Good afternoon. No I haven't had any advice regarding what positions are good for me. I've kinda, like you said, worked it out myself. I can only lay/sleep on my right side. The tumour is on the left and prevents me from laying on that side. Sitting upright back straight is comfortable for me. I can lay back on cushions but it is difficult finding the right angle. Because the tumour is growing up into the neck means that should I get the wrong angle bunches up my neck and this is when breathing can get difficult. I have to hold my head up, look up kind of thing. What a palava. Also the growth of the tumour puts more pressure on the heart and that doesn't help. 
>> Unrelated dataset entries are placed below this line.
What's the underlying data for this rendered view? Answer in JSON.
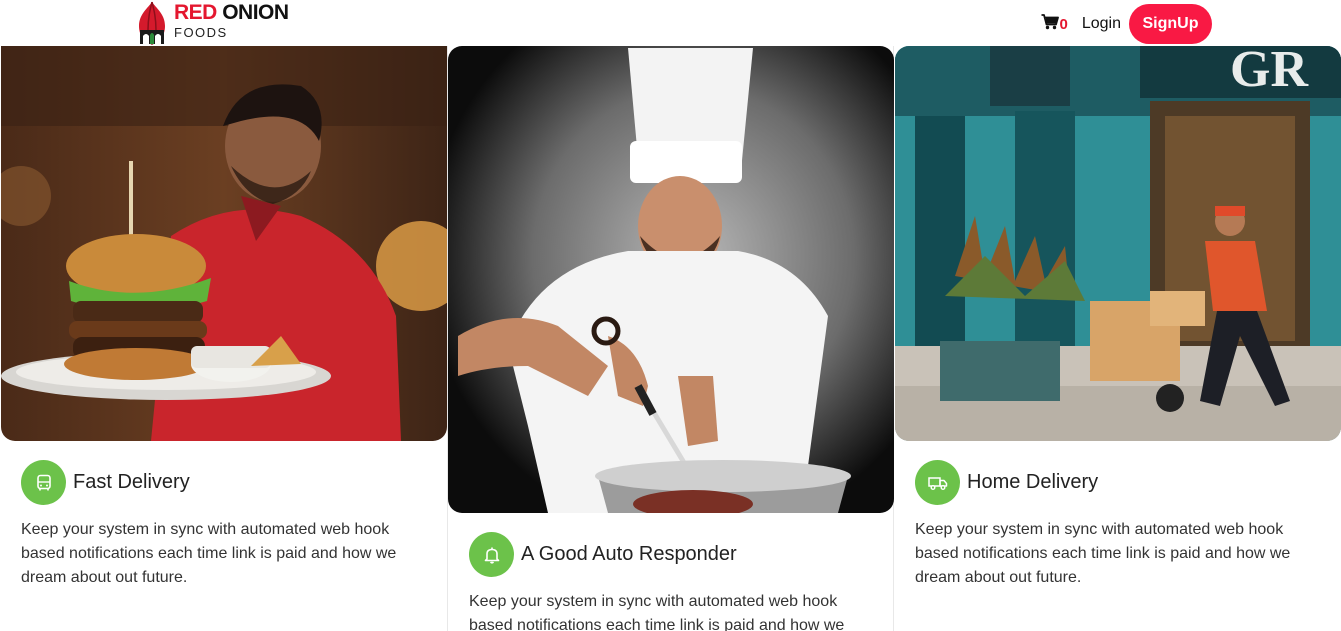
{
  "header": {
    "logo": {
      "word1": "RED",
      "word2": "ONION",
      "sub": "FOODS"
    },
    "cart": {
      "icon": "cart-icon",
      "count": "0"
    },
    "login_label": "Login",
    "signup_label": "SignUp"
  },
  "colors": {
    "brand_red": "#e4172f",
    "signup_bg": "#f91944",
    "badge_green": "#6cc24a"
  },
  "cards": [
    {
      "image": "waiter-holding-burger-photo",
      "icon": "bus-icon",
      "title": "Fast Delivery",
      "description": "Keep your system in sync with automated web hook based notifications each time link is paid and how we dream about out future."
    },
    {
      "image": "chef-cutting-meat-photo",
      "icon": "bell-icon",
      "title": "A Good Auto Responder",
      "description": "Keep your system in sync with automated web hook based notifications each time link is paid and how we dream about out future."
    },
    {
      "image": "courier-hand-truck-storefront-photo",
      "icon": "truck-icon",
      "title": "Home Delivery",
      "description": "Keep your system in sync with automated web hook based notifications each time link is paid and how we dream about out future."
    }
  ]
}
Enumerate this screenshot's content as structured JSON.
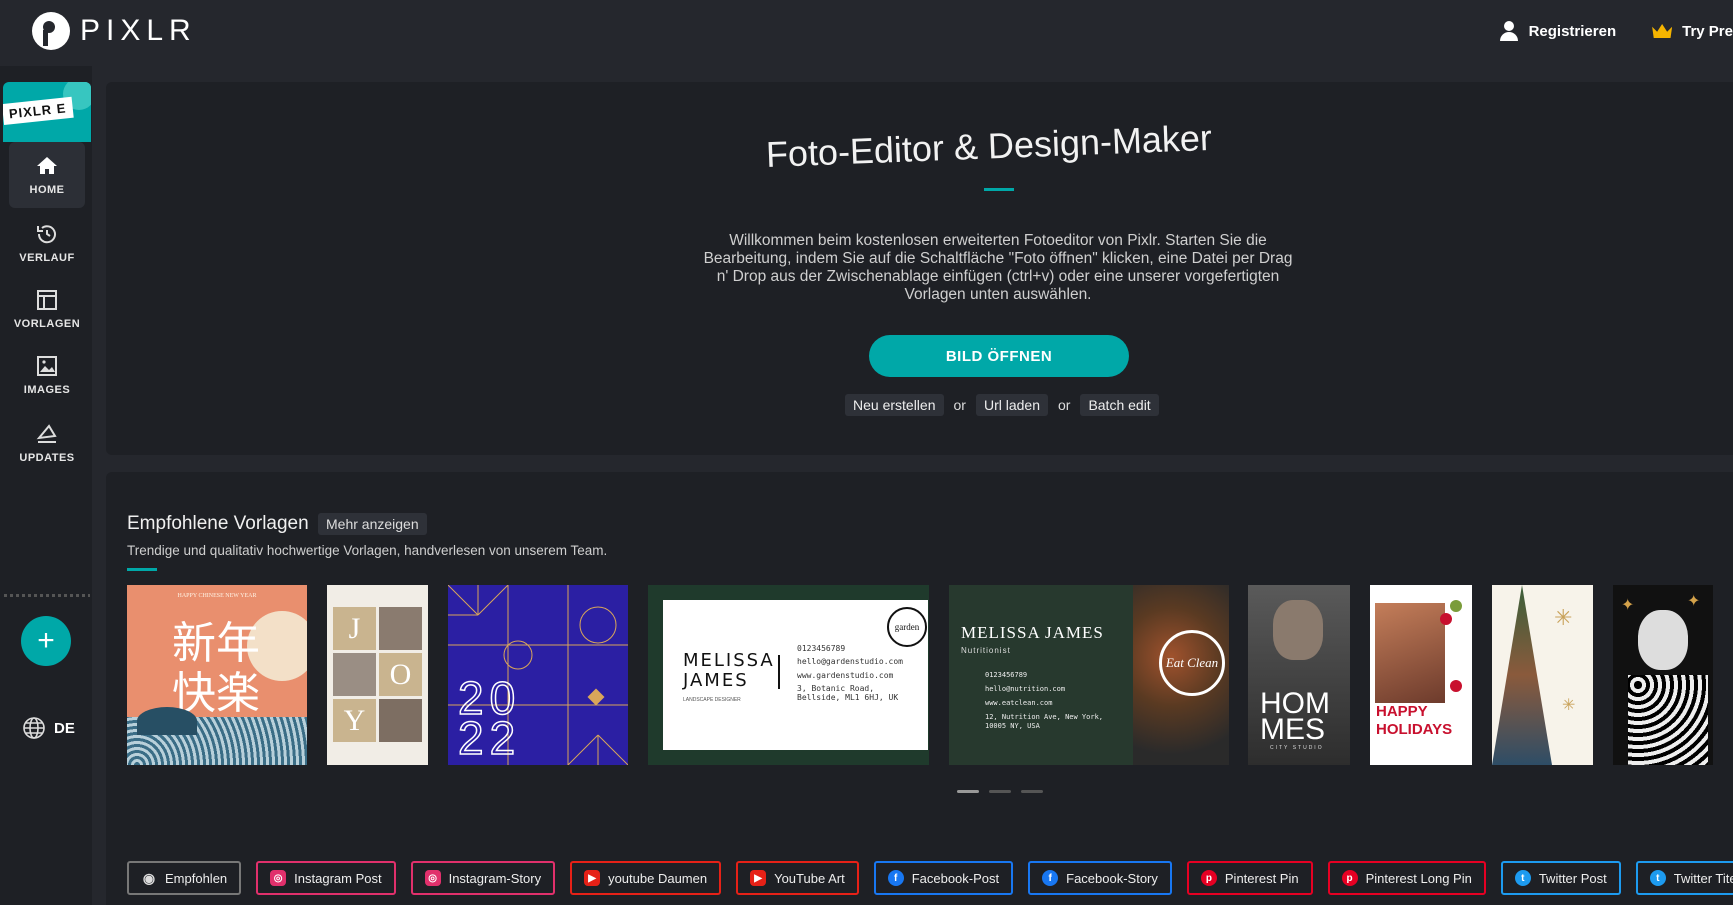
{
  "brand": {
    "logo_text": "PIXLR",
    "tile_label": "PIXLR E"
  },
  "header": {
    "register": "Registrieren",
    "premium": "Try Premium"
  },
  "sidebar": {
    "items": [
      {
        "label": "HOME"
      },
      {
        "label": "VERLAUF"
      },
      {
        "label": "VORLAGEN"
      },
      {
        "label": "IMAGES"
      },
      {
        "label": "UPDATES"
      }
    ],
    "add": "+",
    "language": "DE"
  },
  "hero": {
    "title": "Foto-Editor & Design-Maker",
    "description": "Willkommen beim kostenlosen erweiterten Fotoeditor von Pixlr. Starten Sie die Bearbeitung, indem Sie auf die Schaltfläche \"Foto öffnen\" klicken, eine Datei per Drag n' Drop aus der Zwischenablage einfügen (ctrl+v) oder eine unserer vorgefertigten Vorlagen unten auswählen.",
    "open_button": "BILD ÖFFNEN",
    "new_label": "Neu erstellen",
    "or1": "or",
    "url_label": "Url laden",
    "or2": "or",
    "batch_label": "Batch edit"
  },
  "templates": {
    "title": "Empfohlene Vorlagen",
    "more": "Mehr anzeigen",
    "subtitle": "Trendige und qualitativ hochwertige Vorlagen, handverlesen von unserem Team.",
    "cards": {
      "cny_small": "HAPPY CHINESE NEW YEAR",
      "cny_chars1": "新年",
      "cny_chars2": "快楽",
      "joy_j": "J",
      "joy_o": "O",
      "joy_y": "Y",
      "year_top": "20",
      "year_bottom": "22",
      "bc1_name1": "MELISSA",
      "bc1_name2": "JAMES",
      "bc1_role": "LANDSCAPE DESIGNER",
      "bc1_phone": "0123456789",
      "bc1_mail": "hello@gardenstudio.com",
      "bc1_web": "www.gardenstudio.com",
      "bc1_addr": "3, Botanic Road, Bellside, ML1 6HJ, UK",
      "bc1_logo": "garden",
      "bc2_name": "MELISSA JAMES",
      "bc2_role": "Nutritionist",
      "bc2_phone": "0123456789",
      "bc2_mail": "hello@nutrition.com",
      "bc2_web": "www.eatclean.com",
      "bc2_addr": "12, Nutrition Ave, New York, 10005 NY, USA",
      "bc2_logo": "Eat Clean",
      "homes1": "HOM",
      "homes2": "MES",
      "homes_sub": "CITY STUDIO",
      "holidays1": "HAPPY",
      "holidays2": "HOLIDAYS"
    }
  },
  "categories": [
    {
      "label": "Empfohlen",
      "icon": "eye-icon",
      "color": "#cccccc"
    },
    {
      "label": "Instagram Post",
      "icon": "instagram-icon",
      "color": "#e1306c"
    },
    {
      "label": "Instagram-Story",
      "icon": "instagram-icon",
      "color": "#e1306c"
    },
    {
      "label": "youtube Daumen",
      "icon": "youtube-icon",
      "color": "#e62117"
    },
    {
      "label": "YouTube Art",
      "icon": "youtube-icon",
      "color": "#e62117"
    },
    {
      "label": "Facebook-Post",
      "icon": "facebook-icon",
      "color": "#1877f2"
    },
    {
      "label": "Facebook-Story",
      "icon": "facebook-icon",
      "color": "#1877f2"
    },
    {
      "label": "Pinterest Pin",
      "icon": "pinterest-icon",
      "color": "#e60023"
    },
    {
      "label": "Pinterest Long Pin",
      "icon": "pinterest-icon",
      "color": "#e60023"
    },
    {
      "label": "Twitter Post",
      "icon": "twitter-icon",
      "color": "#1d9bf0"
    },
    {
      "label": "Twitter Titelbild",
      "icon": "twitter-icon",
      "color": "#1d9bf0"
    }
  ],
  "colors": {
    "accent": "#00a8a8",
    "background": "#25272d",
    "panel": "#1e2025"
  }
}
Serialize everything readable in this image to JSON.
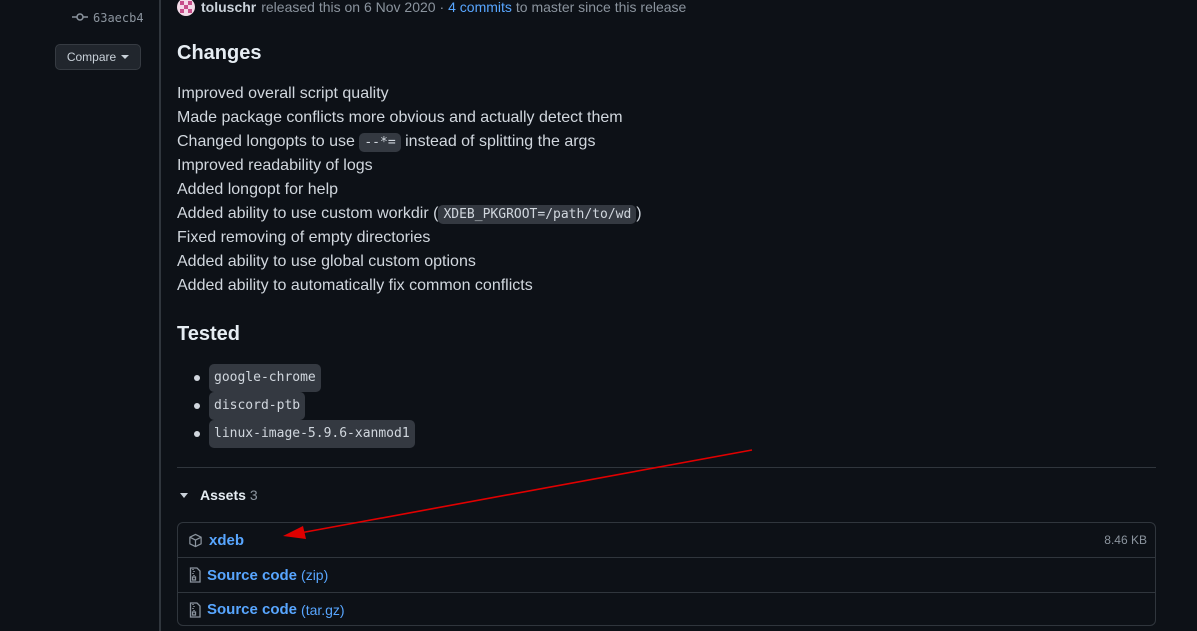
{
  "sidebar": {
    "commit_sha": "63aecb4",
    "compare_label": "Compare"
  },
  "release": {
    "author": "toluschr",
    "released_text": "released this on 6 Nov 2020 ·",
    "commits_link": "4 commits",
    "since_text": "to master since this release"
  },
  "changes": {
    "heading": "Changes",
    "items": [
      {
        "pre": "Improved overall script quality"
      },
      {
        "pre": "Made package conflicts more obvious and actually detect them"
      },
      {
        "pre": "Changed longopts to use ",
        "code": "--*=",
        "post": " instead of splitting the args"
      },
      {
        "pre": "Improved readability of logs"
      },
      {
        "pre": "Added longopt for help"
      },
      {
        "pre": "Added ability to use custom workdir (",
        "code": "XDEB_PKGROOT=/path/to/wd",
        "post": ")"
      },
      {
        "pre": "Fixed removing of empty directories"
      },
      {
        "pre": "Added ability to use global custom options"
      },
      {
        "pre": "Added ability to automatically fix common conflicts"
      }
    ]
  },
  "tested": {
    "heading": "Tested",
    "items": [
      "google-chrome",
      "discord-ptb",
      "linux-image-5.9.6-xanmod1"
    ]
  },
  "assets": {
    "title": "Assets",
    "count": "3",
    "files": [
      {
        "name": "xdeb",
        "suffix": "",
        "size": "8.46 KB",
        "icon": "package-icon"
      },
      {
        "name": "Source code",
        "suffix": "(zip)",
        "size": "",
        "icon": "file-zip-icon"
      },
      {
        "name": "Source code",
        "suffix": "(tar.gz)",
        "size": "",
        "icon": "file-zip-icon"
      }
    ]
  },
  "colors": {
    "background": "#0d1117",
    "link": "#58a6ff",
    "annotation_arrow": "#e00000"
  }
}
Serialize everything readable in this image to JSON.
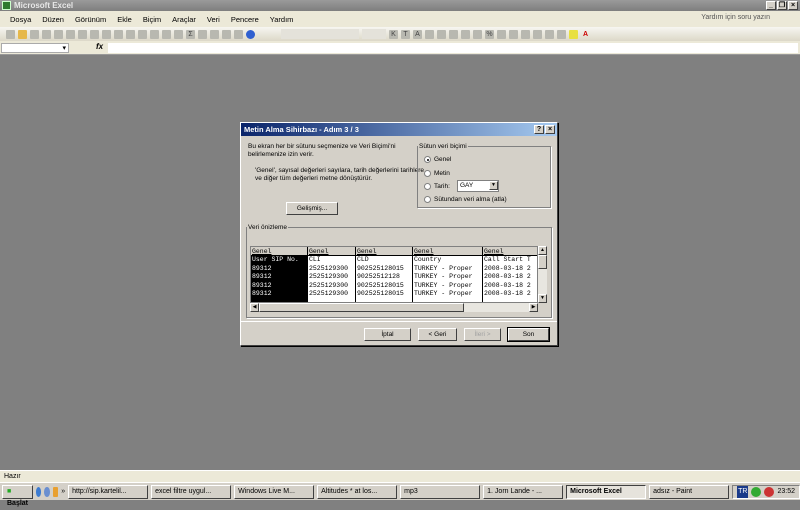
{
  "app": {
    "title": "Microsoft Excel",
    "help_placeholder": "Yardım için soru yazın"
  },
  "menu": [
    "Dosya",
    "Düzen",
    "Görünüm",
    "Ekle",
    "Biçim",
    "Araçlar",
    "Veri",
    "Pencere",
    "Yardım"
  ],
  "formula_bar": {
    "fx": "fx"
  },
  "dialog": {
    "title": "Metin Alma Sihirbazı - Adım 3 / 3",
    "help_btn": "?",
    "close_btn": "×",
    "intro": "Bu ekran her bir sütunu seçmenize ve Veri Biçimi'ni belirlemenize izin verir.",
    "note": "'Genel', sayısal değerleri sayılara, tarih değerlerini tarihlere ve diğer tüm değerleri metne dönüştürür.",
    "advanced_btn": "Gelişmiş...",
    "format_group": {
      "legend": "Sütun veri biçimi",
      "options": [
        "Genel",
        "Metin",
        "Tarih:",
        "Sütundan veri alma (atla)"
      ],
      "selected": "Genel",
      "date_format": "GAY"
    },
    "preview": {
      "legend": "Veri önizleme",
      "columns": [
        {
          "header": "Genel",
          "cells": [
            "User SIP No.",
            "89312",
            "89312",
            "89312",
            "89312"
          ]
        },
        {
          "header": "Genel",
          "cells": [
            "CLI",
            "2525129300",
            "2525129300",
            "2525129300",
            "2525129300"
          ]
        },
        {
          "header": "Genel",
          "cells": [
            "CLD",
            "902525128015",
            "90252512128",
            "902525128015",
            "902525128015"
          ]
        },
        {
          "header": "Genel",
          "cells": [
            "Country",
            "TURKEY - Proper",
            "TURKEY - Proper",
            "TURKEY - Proper",
            "TURKEY - Proper"
          ]
        },
        {
          "header": "Genel",
          "cells": [
            "Call Start T",
            "2008-03-18 2",
            "2008-03-18 2",
            "2008-03-18 2",
            "2008-03-18 2"
          ]
        }
      ]
    },
    "buttons": {
      "cancel": "İptal",
      "back": "< Geri",
      "next": "İleri >",
      "finish": "Son"
    }
  },
  "status": "Hazır",
  "taskbar": {
    "start": "Başlat",
    "chevron": "»",
    "tasks": [
      "http://sip.kartelil...",
      "excel filtre uygul...",
      "Windows Live M...",
      "Altitudes * at los...",
      "mp3",
      "1. Jorn Lande - ...",
      "Microsoft Excel",
      "adsız - Paint"
    ],
    "active": "Microsoft Excel",
    "lang": "TR",
    "clock": "23:52"
  }
}
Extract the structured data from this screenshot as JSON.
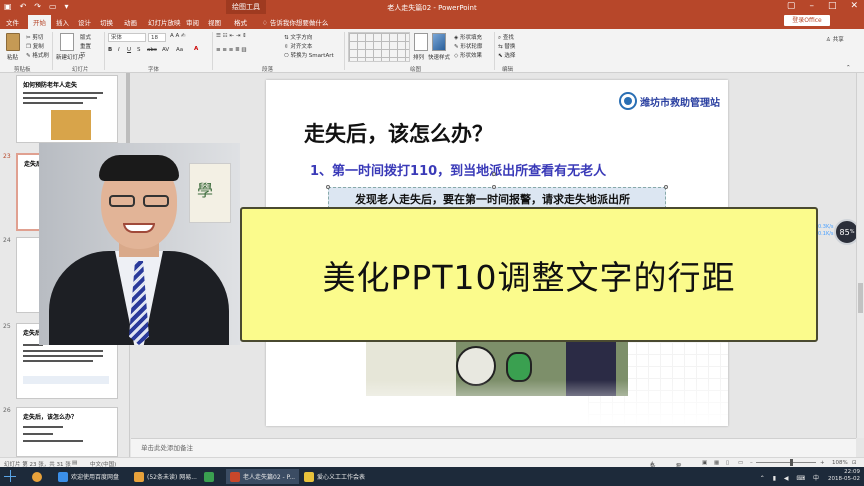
{
  "titlebar": {
    "doc_title": "老人走失篇02 - PowerPoint",
    "tool_tab": "绘图工具"
  },
  "tabs": {
    "file": "文件",
    "home": "开始",
    "insert": "插入",
    "design": "设计",
    "transitions": "切换",
    "animations": "动画",
    "slideshow": "幻灯片放映",
    "review": "审阅",
    "view": "视图",
    "format": "格式",
    "tell_me": "告诉我你想要做什么",
    "login": "登录Office",
    "share": "共享"
  },
  "ribbon": {
    "clipboard": {
      "label": "剪贴板",
      "paste": "粘贴",
      "cut": "剪切",
      "copy": "复制",
      "format_painter": "格式刷"
    },
    "slides": {
      "label": "幻灯片",
      "new_slide": "新建幻灯片",
      "layout": "版式",
      "reset": "重置",
      "section": "节"
    },
    "font": {
      "label": "字体",
      "font_name": "宋体",
      "font_size": "18"
    },
    "paragraph": {
      "label": "段落",
      "text_direction": "文字方向",
      "align_text": "对齐文本",
      "smartart": "转换为 SmartArt"
    },
    "drawing": {
      "label": "绘图",
      "arrange": "排列",
      "quick_styles": "快速样式",
      "shape_fill": "形状填充",
      "shape_outline": "形状轮廓",
      "shape_effects": "形状效果"
    },
    "editing": {
      "label": "编辑",
      "find": "查找",
      "replace": "替换",
      "select": "选择"
    }
  },
  "thumbnails": {
    "slides": [
      {
        "num": "",
        "title": "如何预防老年人走失"
      },
      {
        "num": "23",
        "title": "走失后"
      },
      {
        "num": "24",
        "title": ""
      },
      {
        "num": "25",
        "title": "走失后"
      },
      {
        "num": "26",
        "title": "走失后，该怎么办？"
      }
    ]
  },
  "slide": {
    "title": "走失后，该怎么办？",
    "step": "1、第一时间拨打110，到当地派出所查看有无老人",
    "textbox": "发现老人走失后，要在第一时间报警，请求走失地派出所",
    "logo_name": "潍坊市救助管理站"
  },
  "video": {
    "poster_char": "學"
  },
  "banner": {
    "text": "美化PPT10调整文字的行距"
  },
  "badge": {
    "value": "85",
    "unit": "%",
    "side_top": "0.3K/s",
    "side_bottom": "0.1K/s"
  },
  "notes": {
    "placeholder": "单击此处添加备注"
  },
  "status": {
    "slide_info": "幻灯片 第 23 张，共 31 张",
    "language": "中文(中国)",
    "notes_btn": "备注",
    "comments_btn": "批注",
    "zoom": "108%"
  },
  "taskbar": {
    "tasks": [
      {
        "label": "欢迎使用百度网盘",
        "color": "#3b8fe8"
      },
      {
        "label": "(52条未读) 网易...",
        "color": "#e8a23b"
      },
      {
        "label": "",
        "color": "#3aa050"
      },
      {
        "label": "老人走失篇02 - P...",
        "color": "#c8472a"
      },
      {
        "label": "爱心义工工作会表",
        "color": "#e8c23b"
      }
    ],
    "time": "22:09",
    "date": "2018-05-02"
  },
  "colors": {
    "accent": "#b7472a",
    "banner": "#fbfb8c",
    "step_text": "#3a3ab8"
  }
}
Good to hear most of your test results went well. And so glad to hear Mandy's chemo went well. They will all go well she's a toughie. Give her my love. We were going to have a stroll round West bridgeford today but it was so icy and cold. Not unduly bothered I have an appointment with oncology tomorrow and will have a stroll round Sherwood afterwards. Friday I'm back at the hospital for bloods. Ughhh what fun lol 

Didn't contact Maggie's re the relaxation as I will be attending Hayward House on the 16th. I shall see how that goes first. How are the beautiful twins. I hope they do look like granddad and hope they inherit his strength too. You shall have to send a pic if that's ok with everyone. I expect they are utterly gorgeous. Amy and Dave are both good thank you and yes Dave is working lol. Thankfully he mostly works from home so he's still around if needed. There are things I can struggle with sometimes. 

Glad to hear Scotland went well. Shame your aunties didn't meet the twins but yes, next time yes. There's no surprise the journey was scary with that weather. Just thank goodness everyone is okay. 

How are you diddling and what news have you. Take care X

Hi, Marie, what a palaver indeed, trying to get comfortable enough to sleep, do whatever you must to do so, have you discussed this with Helen, I'm sure she would have something to help. You could ask about a hospital bed for home, 

Bloody appointments yay, good luck with yours tomorrow, and mention last weeks fiasco and hopefully Fridays will be good, well it couldn't be worse than last weeks, only 6 appointments for me + 1 for Mandy. and Hayward House a week tomorrow, I hope you enjoy yours as much as I mine.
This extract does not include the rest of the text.